Now, however, the text is writing as if we have already met this tree. Yet we haven’t, at least, not in the Bible. Where are we expected to know it from?
The answer, I think, is that everybody just did know that the myth about the first human might be expected to have this element in it — a tree of which one might eat and then live forever, though we only learn this incidentally in the Bible, when God mentions the possibility in 3:22.
The saga of Gilgamesh, which we mentioned incidentally when we had a look at Ezekiel 28, has a famous tale in which Gilgamesh seeks a plant that will give him immortality, finds it, but then has it taken from him while he sleeps, by a snake, no less.

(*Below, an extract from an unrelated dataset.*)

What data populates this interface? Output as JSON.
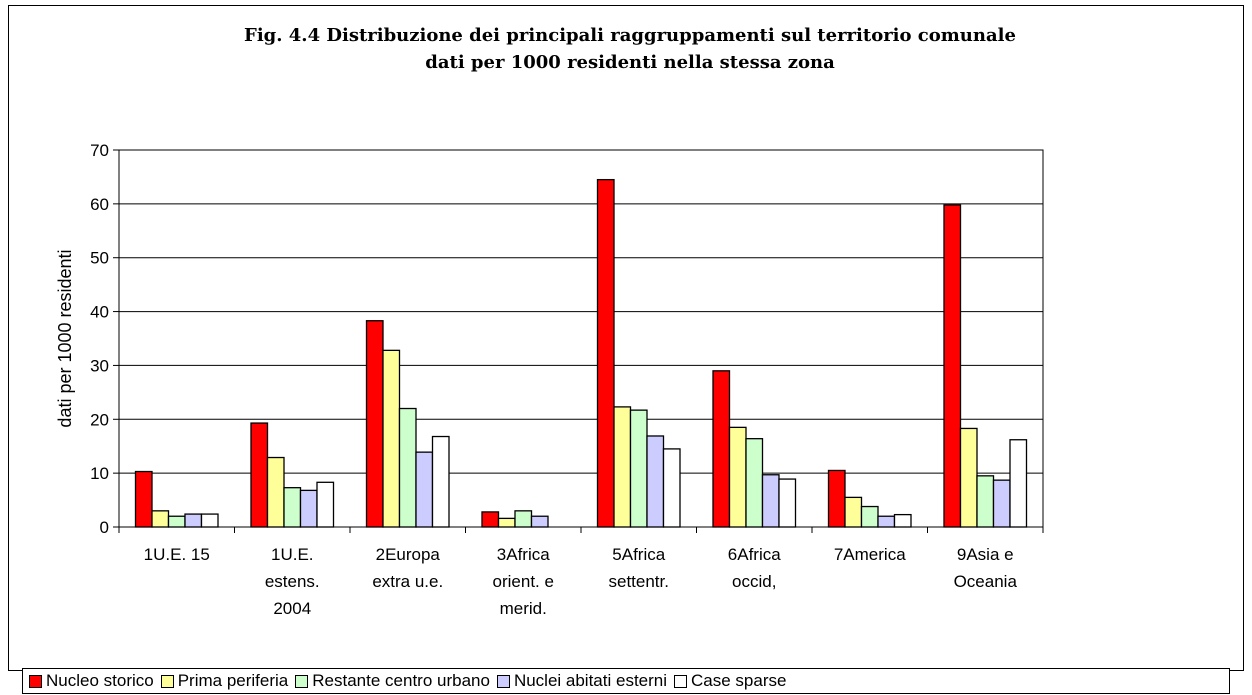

Siduri, the barmaid at the end of the universe, consoles him with these words:
You will never find the life for which you are looking.
When the gods created man they allotted to him death,
but life they retained in their own keeping.
As for you, Gilgamesh, fill your belly with good things;
day and night, night and day, dance and be merry, feast and rejoice.
Let your clothes be fresh, bathe yourself in water,
cherish the little child that holds your hand,
and make your wife happy in your embrace;
for this too is the lot of man.
If that sounds familiar though you have never read Gilgamesh, you may be thinking of these lines from Ecclesiastes 9:
7 Go, eat your bread in gladness, and drink your wine in joy; for your action was long ago approved by God. 8 Let your clothes always be freshly washed, and your head never lack ointment. 9 Enjoy happiness with a woman you love all the fleeting days of life that have been granted to you under the sun—all your fleeting days. For that alone is what you can get out of life and out of the means you acquire under the sun. [NJPS translation]
It is clear that the author of Qohelet (as that book and its narrator are called in Hebrew) was a well-read man, and that the tales of Gilgamesh, which he also quotes in 4:12 with the saying about the threefold cord, were part of his library. (If you want to learn more, see Nili Samet’s article, “The Gilgamesh Epic and the Book of Qohelet: A New Look.”) For present purposes, what’s important is that single ה, that letter telling us that this is the tree of life, letting us know that this will be the Genesis version of the story of our futile search for immortality.
… was also in the garden בְּת֣וֹךְ הַגָּ֔ן
Wait a minute! Where is the verb “was”?